Article by Sam Riches, Growth Op
Starting on April 20, Cannalogue, a Toronto-based health and technology company, will begin offering CBD flower from $1.96/gram, per a company press release.
According to Cannalogue, it is the lowest per gram price for medical cannabis in Canada.
“We are living in times of unprecedented financial need, where cost is the key determinant in health decisions,” Cannalogue president and CEO, Dr. Mohan Cooray, said in the release. “With the lack of reasonable coverage, Cannalogue is doing all that we can to help our patients, and today is a gigantic leap forward in the quest towards affordable medical cannabis access for all Canadians.”
Members enrolled in the company’s Compassionate Care Program will be eligible to purchase the flower. All of the products available — from flower to oils, capsules and topicals — are from licenced Health Canada producers.
Dr. Cooray confirmed with The GrowthOp that one variety of CBD flower will be available for $1.96/gram but a range of other products are available for up to 50 per cent off.

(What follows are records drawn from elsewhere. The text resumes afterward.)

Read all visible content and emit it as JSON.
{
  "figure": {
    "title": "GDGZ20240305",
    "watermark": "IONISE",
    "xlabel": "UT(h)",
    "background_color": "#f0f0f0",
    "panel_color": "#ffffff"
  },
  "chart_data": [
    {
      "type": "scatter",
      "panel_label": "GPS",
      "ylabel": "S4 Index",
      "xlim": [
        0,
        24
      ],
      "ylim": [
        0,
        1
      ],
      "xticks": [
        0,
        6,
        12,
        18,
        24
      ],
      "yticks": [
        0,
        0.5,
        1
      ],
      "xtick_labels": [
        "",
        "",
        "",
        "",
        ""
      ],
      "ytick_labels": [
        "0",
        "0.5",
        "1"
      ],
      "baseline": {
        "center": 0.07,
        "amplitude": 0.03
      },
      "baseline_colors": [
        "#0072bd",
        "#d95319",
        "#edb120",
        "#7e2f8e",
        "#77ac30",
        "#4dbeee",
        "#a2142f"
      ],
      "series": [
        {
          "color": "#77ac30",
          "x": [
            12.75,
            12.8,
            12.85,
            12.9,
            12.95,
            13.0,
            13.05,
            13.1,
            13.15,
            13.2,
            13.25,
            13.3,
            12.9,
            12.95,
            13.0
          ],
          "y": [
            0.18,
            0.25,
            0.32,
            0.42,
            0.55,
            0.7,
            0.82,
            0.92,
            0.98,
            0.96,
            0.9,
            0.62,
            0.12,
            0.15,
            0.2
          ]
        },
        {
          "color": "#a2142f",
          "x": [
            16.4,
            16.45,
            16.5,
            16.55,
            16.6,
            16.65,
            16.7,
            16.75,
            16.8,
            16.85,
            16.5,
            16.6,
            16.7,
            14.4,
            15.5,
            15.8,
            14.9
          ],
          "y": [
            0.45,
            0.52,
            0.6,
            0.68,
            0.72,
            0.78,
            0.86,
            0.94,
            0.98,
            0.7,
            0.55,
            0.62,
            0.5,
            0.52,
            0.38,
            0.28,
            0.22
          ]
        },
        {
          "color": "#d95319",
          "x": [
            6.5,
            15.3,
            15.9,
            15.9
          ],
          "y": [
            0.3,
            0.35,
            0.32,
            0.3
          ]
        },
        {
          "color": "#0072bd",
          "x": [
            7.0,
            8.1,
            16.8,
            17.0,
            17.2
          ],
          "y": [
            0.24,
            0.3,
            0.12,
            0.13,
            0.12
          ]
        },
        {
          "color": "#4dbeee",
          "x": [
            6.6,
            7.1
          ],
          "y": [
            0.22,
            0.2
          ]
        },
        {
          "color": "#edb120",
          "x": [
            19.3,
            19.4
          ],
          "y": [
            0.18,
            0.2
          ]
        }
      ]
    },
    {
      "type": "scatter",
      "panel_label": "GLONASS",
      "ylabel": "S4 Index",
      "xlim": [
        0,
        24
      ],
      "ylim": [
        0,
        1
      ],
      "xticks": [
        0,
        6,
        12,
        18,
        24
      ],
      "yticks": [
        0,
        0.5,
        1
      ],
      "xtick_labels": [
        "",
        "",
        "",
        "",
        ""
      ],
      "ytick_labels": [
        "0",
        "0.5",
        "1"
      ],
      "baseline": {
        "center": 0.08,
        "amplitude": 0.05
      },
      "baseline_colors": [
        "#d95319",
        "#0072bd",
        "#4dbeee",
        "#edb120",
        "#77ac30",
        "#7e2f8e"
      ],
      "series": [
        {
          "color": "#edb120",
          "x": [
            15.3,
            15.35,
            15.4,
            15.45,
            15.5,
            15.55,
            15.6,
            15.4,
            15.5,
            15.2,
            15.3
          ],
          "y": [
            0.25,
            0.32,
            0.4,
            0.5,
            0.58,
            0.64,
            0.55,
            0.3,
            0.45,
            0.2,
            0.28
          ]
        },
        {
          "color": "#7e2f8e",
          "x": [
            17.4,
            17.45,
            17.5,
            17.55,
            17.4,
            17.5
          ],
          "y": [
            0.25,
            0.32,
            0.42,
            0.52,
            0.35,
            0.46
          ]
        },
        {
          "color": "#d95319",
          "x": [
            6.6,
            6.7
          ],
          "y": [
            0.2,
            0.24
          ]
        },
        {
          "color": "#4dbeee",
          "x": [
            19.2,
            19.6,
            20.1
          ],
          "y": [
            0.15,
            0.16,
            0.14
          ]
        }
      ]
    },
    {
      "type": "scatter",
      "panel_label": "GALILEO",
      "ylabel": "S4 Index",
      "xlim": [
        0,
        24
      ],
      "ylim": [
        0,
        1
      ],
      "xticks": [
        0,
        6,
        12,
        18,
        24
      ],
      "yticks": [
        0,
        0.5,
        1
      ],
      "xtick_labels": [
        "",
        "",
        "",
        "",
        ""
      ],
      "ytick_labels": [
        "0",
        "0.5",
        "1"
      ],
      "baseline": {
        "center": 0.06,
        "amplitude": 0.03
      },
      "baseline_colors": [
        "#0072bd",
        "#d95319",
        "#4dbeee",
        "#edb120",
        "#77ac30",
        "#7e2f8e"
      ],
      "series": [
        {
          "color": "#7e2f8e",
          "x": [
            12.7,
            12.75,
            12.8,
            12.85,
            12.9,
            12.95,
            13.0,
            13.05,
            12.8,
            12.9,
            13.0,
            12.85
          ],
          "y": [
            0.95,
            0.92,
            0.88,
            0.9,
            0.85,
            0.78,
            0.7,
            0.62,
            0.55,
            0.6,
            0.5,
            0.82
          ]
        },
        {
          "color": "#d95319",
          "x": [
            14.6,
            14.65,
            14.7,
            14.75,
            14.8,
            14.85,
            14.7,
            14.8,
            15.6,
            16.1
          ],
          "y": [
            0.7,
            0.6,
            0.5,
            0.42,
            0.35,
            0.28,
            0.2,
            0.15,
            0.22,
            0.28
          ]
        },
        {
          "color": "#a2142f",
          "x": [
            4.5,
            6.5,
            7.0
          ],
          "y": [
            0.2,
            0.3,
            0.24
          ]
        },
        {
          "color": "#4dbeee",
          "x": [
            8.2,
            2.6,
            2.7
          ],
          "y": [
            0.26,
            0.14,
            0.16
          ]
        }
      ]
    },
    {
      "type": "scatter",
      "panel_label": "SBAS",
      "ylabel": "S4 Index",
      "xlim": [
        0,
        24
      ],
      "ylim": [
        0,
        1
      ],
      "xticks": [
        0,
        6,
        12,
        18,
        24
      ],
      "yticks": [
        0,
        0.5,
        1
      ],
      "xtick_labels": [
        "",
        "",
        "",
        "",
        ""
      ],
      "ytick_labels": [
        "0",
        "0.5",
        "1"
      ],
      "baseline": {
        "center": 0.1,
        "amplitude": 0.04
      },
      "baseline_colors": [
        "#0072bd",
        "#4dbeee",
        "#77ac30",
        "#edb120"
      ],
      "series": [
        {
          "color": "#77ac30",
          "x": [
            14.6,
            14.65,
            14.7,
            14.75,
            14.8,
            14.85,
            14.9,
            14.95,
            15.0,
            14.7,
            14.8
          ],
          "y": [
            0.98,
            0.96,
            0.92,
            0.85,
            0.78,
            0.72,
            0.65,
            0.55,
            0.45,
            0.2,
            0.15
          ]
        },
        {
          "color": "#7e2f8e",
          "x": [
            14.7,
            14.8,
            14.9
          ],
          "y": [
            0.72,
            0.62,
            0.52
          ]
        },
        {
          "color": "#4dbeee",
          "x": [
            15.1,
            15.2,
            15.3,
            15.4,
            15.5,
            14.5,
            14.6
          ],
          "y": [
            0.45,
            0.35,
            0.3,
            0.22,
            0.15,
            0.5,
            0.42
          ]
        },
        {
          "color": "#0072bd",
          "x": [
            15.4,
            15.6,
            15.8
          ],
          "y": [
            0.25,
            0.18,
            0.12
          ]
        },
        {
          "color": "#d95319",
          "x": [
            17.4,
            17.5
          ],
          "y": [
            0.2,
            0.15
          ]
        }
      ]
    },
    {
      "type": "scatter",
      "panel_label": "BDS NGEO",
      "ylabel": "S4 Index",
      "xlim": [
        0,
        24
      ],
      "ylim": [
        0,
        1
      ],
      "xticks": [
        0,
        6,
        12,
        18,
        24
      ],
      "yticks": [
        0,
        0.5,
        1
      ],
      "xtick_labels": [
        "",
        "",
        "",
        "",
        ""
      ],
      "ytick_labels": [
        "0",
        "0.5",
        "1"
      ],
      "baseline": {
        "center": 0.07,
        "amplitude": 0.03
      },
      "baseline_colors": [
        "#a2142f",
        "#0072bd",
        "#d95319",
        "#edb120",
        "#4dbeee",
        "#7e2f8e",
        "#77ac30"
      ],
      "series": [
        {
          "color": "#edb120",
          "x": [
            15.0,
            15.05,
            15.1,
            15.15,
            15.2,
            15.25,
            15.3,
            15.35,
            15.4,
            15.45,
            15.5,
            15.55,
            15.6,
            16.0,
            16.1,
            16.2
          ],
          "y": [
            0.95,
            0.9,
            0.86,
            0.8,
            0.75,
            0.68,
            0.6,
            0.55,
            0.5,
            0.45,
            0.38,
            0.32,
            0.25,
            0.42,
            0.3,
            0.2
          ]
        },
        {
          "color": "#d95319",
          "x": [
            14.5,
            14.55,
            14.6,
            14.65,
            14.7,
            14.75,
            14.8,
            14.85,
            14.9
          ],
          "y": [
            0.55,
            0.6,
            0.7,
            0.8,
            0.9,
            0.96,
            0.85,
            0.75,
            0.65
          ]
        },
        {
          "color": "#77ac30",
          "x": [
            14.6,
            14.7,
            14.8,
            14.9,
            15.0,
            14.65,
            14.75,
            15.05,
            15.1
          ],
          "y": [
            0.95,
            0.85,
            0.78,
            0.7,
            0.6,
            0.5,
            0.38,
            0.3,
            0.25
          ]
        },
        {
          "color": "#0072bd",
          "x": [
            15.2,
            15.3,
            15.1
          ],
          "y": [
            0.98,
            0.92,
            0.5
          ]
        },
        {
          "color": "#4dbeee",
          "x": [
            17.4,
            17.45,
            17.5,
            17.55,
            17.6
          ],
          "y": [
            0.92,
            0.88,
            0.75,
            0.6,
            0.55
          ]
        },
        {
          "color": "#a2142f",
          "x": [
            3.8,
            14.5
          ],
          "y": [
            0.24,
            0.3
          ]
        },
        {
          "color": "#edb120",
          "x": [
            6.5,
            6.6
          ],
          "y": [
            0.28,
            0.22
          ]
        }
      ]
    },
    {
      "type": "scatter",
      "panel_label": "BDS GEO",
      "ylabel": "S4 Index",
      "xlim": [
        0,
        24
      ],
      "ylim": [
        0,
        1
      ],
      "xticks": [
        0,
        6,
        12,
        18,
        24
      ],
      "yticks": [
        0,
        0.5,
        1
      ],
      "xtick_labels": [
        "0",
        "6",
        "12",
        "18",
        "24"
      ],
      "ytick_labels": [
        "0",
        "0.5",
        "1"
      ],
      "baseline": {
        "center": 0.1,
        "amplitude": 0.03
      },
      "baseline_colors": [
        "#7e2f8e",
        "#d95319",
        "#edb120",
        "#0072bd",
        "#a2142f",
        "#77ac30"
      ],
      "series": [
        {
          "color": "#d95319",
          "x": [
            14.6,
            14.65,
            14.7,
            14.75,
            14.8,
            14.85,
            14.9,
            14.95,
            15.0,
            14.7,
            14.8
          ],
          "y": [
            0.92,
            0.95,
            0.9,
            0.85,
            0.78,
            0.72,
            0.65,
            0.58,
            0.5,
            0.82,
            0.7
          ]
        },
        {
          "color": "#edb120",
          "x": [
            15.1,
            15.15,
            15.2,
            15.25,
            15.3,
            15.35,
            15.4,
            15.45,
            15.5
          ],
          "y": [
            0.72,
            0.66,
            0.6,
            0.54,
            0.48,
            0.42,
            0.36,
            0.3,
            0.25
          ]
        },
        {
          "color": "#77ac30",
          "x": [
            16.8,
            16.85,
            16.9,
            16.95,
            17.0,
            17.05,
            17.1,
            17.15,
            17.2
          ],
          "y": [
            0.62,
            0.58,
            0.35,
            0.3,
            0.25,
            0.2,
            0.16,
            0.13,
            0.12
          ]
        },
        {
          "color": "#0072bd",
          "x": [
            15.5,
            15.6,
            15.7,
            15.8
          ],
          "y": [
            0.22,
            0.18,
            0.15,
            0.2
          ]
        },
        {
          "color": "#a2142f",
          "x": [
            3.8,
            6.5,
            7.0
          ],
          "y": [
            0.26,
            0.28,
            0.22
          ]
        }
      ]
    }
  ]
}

“More producers are coming on board and reducing prices, so we should have lots more selection at that price point,” he said, adding that Cannalogue has the most “inclusive compassionate program in the country.”
According to the company’s website, qualified groups include front-line workers, seniors (aged 60+), veterans, Indigenous peoples, first responders, nurses and teachers, among other groups. Those with an annual income of less than $70,000 per year can also qualify for the program.
Last September, Cannalogue created a petition calling for national cannabis coverage and improved access for medical patients.
“These are some of the most challenging times for Canadians — especially those who suffer from chronic conditions such as pain or anxiety,” Dr. Cooray said at the time. “Removing the barriers that prevent access to medical cannabis is the fundamental goal of Cannalogue and this petition will help us ensure that disadvantaged groups, including those below the poverty line, get the medications they need.”